In November 1956 during the Suez Crisis she flew off nearly 600 sorties, attacking Egyptian airfields and supporting Anglo-French paratroop drops. In early 1958 the BULWARK joined the Far East Fleet, but was diverted in July and August to ferry British infantry battalions, complete with stores and vehicles, from East Africa to the Middle East in response to a short-lived crisis in Jordan. She was converted at Devonport Dockyard to be a commando carrier in 1959, able to embark a Royal Marines Commando, its equipment and transport, and to project them ashore by her own helicopter squadron and outfit of LCAs (Landing Craft, Assault).
The first of the Navy's carriers to be converted for this role, she had a less complete conversion than her sister ship HMS ALBION, which was taken in hand for the work in 1961. HMS BULWARK's deterrent presence at short notice helped avert a threatened Iraqi invasion of Kuwait in July 1961, and during her second commission in 1964/5 her helicopters provided support throughout the height of the Malaysian Confrontation. In November 1967 she and her helicopters played a vital role in the withdrawal from Aden; this, apart from one exercise off Malaysia in 1970, was her last time 'East of Suez'. throughout the early 1970s she operated in the NATO area, often in co-operative exercises with amphibious forces of other NATO countries, in the Atlantic, the Caribbean and in the Mediterranean.
She reduced to reserve status at Portsmouth in May 1976, but recommissioned in February 1979 with an additional role as anti-submarine support carrier, as a stop-gap until the new 'Invincible' Class came ready. For a couple of months in early 1980 she was the only carrier the Royal Navy had in commission.
In March 1981 she paid off at Portsmouth for the last time, and was placed on the Disposal list for scrapping on 1st April 1981. She was broken up at Cairnryan in 1984.

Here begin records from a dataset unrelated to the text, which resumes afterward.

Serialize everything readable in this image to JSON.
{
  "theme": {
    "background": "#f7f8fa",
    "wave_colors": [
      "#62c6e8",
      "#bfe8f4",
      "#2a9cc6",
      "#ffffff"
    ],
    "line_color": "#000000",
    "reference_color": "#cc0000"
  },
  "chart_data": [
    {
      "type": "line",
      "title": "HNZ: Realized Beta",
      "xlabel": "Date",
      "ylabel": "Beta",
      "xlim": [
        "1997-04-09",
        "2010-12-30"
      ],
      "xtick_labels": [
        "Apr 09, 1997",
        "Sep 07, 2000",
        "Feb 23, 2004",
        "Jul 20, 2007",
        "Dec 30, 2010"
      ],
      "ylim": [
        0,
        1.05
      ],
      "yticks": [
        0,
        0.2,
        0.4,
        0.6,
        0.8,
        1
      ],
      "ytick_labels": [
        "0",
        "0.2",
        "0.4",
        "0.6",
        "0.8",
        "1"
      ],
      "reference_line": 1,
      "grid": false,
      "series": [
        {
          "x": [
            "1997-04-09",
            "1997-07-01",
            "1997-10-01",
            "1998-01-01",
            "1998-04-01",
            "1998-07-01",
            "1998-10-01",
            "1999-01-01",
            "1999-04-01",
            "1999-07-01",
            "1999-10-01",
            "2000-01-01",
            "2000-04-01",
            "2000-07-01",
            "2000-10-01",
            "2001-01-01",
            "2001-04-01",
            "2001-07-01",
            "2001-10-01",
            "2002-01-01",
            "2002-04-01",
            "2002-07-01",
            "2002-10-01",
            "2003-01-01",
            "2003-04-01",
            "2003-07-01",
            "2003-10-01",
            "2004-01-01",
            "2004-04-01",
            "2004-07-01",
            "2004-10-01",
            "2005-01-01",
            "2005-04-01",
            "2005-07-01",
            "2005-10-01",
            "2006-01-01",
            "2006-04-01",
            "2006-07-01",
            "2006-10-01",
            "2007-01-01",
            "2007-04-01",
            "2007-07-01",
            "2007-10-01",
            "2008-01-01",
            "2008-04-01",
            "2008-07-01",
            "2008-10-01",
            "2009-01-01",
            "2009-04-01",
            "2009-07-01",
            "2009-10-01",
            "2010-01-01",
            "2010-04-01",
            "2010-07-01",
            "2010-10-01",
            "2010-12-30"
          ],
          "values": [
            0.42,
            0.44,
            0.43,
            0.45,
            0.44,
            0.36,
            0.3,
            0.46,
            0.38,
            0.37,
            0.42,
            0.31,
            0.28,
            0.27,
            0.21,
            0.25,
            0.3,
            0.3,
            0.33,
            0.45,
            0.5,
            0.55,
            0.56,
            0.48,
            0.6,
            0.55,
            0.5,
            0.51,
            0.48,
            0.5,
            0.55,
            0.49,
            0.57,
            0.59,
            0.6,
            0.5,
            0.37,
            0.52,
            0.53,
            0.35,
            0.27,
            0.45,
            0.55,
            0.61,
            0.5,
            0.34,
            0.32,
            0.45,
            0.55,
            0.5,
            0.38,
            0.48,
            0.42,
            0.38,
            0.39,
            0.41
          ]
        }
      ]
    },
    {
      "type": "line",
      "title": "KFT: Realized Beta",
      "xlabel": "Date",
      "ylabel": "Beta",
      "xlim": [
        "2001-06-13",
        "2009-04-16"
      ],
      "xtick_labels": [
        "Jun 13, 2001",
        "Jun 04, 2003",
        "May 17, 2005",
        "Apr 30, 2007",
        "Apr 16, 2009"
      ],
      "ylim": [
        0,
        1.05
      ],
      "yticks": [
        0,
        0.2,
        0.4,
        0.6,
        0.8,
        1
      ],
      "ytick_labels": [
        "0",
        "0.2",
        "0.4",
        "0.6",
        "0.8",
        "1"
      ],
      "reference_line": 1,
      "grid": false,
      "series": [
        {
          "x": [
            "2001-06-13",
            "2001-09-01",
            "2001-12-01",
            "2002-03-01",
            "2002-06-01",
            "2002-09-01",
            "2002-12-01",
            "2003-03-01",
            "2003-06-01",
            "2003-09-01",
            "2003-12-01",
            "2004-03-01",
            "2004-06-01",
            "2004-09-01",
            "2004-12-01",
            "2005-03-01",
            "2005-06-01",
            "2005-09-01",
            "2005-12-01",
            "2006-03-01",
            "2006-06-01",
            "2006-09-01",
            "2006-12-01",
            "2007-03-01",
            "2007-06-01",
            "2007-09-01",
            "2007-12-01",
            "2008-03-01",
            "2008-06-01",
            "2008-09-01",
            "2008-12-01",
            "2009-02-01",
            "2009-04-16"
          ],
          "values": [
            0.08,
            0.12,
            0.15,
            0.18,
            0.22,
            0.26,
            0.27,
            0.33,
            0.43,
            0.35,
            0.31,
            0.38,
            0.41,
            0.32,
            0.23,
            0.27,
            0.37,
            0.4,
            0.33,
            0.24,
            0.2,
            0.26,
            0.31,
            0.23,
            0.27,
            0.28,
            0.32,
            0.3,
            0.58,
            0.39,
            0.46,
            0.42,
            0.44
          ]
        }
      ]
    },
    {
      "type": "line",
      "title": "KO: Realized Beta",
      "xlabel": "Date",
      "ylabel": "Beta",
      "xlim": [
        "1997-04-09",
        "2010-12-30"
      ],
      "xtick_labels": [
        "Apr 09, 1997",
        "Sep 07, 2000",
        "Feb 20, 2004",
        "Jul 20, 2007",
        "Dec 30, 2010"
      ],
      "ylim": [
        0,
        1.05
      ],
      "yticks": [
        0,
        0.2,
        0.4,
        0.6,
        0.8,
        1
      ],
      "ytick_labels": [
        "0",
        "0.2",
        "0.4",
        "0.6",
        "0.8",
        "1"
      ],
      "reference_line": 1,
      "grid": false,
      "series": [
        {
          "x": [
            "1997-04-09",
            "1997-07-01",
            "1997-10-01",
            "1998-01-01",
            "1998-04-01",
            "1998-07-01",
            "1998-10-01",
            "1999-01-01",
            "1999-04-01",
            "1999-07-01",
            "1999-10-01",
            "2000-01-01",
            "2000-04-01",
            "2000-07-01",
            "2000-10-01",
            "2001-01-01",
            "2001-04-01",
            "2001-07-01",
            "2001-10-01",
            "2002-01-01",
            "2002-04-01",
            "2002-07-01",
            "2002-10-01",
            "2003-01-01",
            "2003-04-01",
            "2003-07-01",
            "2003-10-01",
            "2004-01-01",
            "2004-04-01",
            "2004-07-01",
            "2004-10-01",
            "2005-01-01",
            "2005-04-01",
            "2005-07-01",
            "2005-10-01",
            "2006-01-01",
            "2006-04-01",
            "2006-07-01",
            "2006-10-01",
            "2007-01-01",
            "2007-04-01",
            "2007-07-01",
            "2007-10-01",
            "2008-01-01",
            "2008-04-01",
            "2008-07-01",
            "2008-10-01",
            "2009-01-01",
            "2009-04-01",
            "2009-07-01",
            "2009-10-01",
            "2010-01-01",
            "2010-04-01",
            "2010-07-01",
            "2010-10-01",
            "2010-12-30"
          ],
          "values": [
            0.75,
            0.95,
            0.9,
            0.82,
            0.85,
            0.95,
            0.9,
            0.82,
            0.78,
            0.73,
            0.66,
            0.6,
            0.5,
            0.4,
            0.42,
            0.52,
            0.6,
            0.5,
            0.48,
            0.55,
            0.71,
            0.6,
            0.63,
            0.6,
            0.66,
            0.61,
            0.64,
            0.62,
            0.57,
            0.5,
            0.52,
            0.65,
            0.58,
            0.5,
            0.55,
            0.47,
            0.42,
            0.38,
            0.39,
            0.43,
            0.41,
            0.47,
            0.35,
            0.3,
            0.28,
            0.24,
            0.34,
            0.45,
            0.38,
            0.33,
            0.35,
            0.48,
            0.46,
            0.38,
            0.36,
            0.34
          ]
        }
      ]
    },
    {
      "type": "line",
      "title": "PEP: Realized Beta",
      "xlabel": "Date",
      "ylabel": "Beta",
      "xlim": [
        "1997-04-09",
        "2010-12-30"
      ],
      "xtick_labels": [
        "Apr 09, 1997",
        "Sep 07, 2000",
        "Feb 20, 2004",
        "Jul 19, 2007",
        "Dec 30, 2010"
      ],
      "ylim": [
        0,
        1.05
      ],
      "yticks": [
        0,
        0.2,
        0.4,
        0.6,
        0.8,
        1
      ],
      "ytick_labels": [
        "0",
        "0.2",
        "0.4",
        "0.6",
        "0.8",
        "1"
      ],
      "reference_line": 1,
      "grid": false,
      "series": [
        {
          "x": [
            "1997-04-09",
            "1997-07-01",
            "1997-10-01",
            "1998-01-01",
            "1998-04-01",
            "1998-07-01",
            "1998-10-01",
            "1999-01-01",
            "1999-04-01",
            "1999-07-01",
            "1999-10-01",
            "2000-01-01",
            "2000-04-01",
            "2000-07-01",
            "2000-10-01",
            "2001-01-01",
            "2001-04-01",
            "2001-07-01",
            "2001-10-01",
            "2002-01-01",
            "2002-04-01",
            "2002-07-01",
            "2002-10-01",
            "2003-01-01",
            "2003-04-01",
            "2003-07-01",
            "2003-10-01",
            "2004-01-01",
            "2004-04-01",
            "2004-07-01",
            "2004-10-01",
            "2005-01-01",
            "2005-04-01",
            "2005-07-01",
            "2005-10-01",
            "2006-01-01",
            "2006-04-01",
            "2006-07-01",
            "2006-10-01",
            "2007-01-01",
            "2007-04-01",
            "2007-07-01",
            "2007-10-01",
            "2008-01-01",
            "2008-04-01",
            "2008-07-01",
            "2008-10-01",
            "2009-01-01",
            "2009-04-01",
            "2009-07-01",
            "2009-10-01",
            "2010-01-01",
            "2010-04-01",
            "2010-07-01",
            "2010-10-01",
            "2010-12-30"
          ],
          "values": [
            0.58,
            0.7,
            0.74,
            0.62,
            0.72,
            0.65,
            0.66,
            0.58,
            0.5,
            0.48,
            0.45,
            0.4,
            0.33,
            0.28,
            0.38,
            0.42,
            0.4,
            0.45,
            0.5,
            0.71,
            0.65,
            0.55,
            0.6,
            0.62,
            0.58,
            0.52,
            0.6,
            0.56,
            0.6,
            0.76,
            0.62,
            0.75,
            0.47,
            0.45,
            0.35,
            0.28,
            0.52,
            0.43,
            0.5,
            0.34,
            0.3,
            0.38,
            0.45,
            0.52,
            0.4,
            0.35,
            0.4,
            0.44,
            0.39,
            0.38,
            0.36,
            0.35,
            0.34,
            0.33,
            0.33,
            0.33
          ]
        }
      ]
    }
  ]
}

The latest vessel to bear the name BULWARK is an Amphibious Support ship which was launched on 15th November 2001 at BAES Marine Shipyard, Barrow in Furness. The Master, David Almond and his wife, were present at the ceremony when it was officially announced that the Worshipful Company of Coachmakers & Coach Harness Makers would be affiliated with the vessel. The new HMS BULWARK has a displacement of some 20,000 tons with a ship's complement of some 400.When operational in 2003 this new ship will add very considerably to the Royal Navy's amphibious warfare capability, not only in terms of size, but also in terms of versatility, being equipped as a Command and Control ship. In 'fleet terms' the BULWARK with her sister ALBION will be second only in military significance to Aircraft Carriers.